If Obama's election meant salvation from a looming crisis, businesses didn't think so. They proceeded out of fear of the most anti-capitalist president to be elected in the history of the country to cut their number one cost in order to survive what was coming. Arguably Obama's election made a severe downturn into the employment crisis that it became.

The longest and deepest jobs recession in the post-war is now over according to the seasonally adjusted figures published by the Bureau of Labor Statistics. At the very least the Columbia and Harvard educated Obama did nothing effectual to end it in a timely manner as all his predecessors had done, even George W. Bush by comparison. The reason?
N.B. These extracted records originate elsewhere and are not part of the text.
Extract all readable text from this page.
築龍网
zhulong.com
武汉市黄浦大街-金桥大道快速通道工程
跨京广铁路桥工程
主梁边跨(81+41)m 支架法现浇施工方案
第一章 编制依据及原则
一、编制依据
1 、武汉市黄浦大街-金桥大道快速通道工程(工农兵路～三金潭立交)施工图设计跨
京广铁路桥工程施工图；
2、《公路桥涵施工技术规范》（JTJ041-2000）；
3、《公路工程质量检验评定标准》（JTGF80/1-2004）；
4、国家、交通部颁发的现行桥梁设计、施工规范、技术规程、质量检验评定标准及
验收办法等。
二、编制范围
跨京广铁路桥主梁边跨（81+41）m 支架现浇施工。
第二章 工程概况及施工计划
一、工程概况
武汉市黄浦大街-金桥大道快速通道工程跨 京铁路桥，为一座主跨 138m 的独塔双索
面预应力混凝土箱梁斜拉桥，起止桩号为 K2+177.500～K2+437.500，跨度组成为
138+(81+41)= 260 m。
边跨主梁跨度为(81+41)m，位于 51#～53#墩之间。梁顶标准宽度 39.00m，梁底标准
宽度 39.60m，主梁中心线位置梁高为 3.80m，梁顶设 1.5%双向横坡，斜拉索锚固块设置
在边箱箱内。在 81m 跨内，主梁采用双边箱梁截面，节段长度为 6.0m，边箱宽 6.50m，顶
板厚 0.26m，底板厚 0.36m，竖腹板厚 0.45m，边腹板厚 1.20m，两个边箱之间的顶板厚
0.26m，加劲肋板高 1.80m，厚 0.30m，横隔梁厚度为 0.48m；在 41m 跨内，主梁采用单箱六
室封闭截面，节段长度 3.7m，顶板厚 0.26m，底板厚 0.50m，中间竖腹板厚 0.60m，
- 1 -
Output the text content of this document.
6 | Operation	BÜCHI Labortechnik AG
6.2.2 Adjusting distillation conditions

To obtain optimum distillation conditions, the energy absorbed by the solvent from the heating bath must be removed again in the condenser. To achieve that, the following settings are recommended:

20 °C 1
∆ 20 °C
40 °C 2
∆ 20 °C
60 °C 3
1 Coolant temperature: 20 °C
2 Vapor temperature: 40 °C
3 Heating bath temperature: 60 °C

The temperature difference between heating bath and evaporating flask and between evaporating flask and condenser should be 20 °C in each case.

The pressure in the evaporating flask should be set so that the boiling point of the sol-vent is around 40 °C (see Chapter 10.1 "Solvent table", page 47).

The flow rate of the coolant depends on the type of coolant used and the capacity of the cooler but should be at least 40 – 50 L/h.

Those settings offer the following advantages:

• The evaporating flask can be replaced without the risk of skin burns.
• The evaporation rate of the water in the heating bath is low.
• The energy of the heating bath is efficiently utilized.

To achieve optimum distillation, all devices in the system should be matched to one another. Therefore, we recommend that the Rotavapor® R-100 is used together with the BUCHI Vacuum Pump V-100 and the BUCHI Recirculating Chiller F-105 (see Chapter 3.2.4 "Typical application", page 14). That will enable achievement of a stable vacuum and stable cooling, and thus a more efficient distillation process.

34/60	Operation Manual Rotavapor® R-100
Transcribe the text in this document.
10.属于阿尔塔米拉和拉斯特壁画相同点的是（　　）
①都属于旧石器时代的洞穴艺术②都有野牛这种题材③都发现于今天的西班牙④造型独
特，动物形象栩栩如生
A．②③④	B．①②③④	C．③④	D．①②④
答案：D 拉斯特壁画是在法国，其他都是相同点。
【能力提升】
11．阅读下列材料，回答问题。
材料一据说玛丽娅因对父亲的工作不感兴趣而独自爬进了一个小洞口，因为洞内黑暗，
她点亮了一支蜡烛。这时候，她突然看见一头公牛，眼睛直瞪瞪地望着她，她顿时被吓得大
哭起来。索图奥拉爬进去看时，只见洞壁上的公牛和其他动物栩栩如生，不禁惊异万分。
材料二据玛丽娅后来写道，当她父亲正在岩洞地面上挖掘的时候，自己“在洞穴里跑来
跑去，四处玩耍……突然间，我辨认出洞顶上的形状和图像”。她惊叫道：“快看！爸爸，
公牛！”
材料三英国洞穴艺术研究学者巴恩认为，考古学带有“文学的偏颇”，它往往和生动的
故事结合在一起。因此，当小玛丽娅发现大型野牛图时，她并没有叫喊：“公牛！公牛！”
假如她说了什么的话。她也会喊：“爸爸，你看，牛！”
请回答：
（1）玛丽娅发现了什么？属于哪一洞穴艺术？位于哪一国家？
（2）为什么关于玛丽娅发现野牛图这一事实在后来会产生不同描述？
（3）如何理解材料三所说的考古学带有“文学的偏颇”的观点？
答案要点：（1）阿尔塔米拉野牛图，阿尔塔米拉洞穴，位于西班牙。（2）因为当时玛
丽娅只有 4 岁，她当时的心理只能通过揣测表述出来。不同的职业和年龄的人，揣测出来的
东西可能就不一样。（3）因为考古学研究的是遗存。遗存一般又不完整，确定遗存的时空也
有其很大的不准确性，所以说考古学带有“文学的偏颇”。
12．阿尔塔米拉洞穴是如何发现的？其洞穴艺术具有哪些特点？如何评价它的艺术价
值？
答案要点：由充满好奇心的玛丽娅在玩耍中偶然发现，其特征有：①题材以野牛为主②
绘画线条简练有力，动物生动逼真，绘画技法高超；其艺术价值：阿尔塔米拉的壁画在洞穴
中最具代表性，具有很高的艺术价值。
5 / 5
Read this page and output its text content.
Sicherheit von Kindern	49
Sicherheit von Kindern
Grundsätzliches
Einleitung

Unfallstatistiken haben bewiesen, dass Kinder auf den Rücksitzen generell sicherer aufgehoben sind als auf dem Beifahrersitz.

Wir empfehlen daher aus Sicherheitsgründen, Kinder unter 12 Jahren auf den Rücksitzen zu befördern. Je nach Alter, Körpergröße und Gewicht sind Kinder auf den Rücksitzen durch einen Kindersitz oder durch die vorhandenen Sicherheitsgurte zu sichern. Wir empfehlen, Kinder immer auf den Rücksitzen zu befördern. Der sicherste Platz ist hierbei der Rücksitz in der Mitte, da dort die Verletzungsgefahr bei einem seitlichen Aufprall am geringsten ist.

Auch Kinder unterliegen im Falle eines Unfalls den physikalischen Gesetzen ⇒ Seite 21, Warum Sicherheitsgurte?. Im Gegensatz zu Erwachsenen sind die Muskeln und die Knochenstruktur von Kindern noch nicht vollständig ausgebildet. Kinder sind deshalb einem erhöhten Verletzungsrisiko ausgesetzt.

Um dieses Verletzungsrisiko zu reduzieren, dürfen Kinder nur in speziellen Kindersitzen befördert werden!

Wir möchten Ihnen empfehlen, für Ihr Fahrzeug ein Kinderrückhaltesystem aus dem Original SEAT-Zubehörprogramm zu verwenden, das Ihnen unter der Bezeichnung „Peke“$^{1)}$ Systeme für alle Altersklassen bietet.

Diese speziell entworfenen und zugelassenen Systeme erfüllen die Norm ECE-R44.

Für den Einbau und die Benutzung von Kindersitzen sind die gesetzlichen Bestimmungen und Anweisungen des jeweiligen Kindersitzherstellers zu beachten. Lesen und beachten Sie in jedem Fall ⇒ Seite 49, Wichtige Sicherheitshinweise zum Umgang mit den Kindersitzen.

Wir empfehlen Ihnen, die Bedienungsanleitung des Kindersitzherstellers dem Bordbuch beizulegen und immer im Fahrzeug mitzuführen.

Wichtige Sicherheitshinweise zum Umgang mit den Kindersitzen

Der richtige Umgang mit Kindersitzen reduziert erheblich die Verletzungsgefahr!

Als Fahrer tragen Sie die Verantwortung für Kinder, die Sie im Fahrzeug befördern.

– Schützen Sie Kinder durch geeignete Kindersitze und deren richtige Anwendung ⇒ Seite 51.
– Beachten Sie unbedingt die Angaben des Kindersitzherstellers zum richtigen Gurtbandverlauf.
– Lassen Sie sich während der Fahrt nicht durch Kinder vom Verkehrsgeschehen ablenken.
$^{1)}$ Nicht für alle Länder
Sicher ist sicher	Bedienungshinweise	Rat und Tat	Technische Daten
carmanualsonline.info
Your choices are a) incompetence and b) malice aforethought.

Bringing America down a notch or two seems to have been the guiding principle for every problem Obama has had to confront during his presidency, whether in domestic or foreign policy. When it comes to jobs, the average middle class family which lost a good $50,000 income to long term unemployment is now in the 6th year of reduced circumstances. Such a family is easily $250,000 behind when you combine the effects of reduced wages and retirement funding. Such equality with the poor isn't what the middle class had in mind, but it sure looks like what Obama did.

Calculated Risk Blog retires its unemployment recession chart

This tracks seasonally adjusted figures, of course. Not seasonally adjusted total nonfarm employment still has not recovered to peak under Bush.

Discussion here:

This graph shows the job losses from the start of the employment recession, in percentage terms - this time aligned at maximum job losses.  Employment is now back above pre-recession levels and this graph will be retired until the next recession (Of course this doesn't include population growth).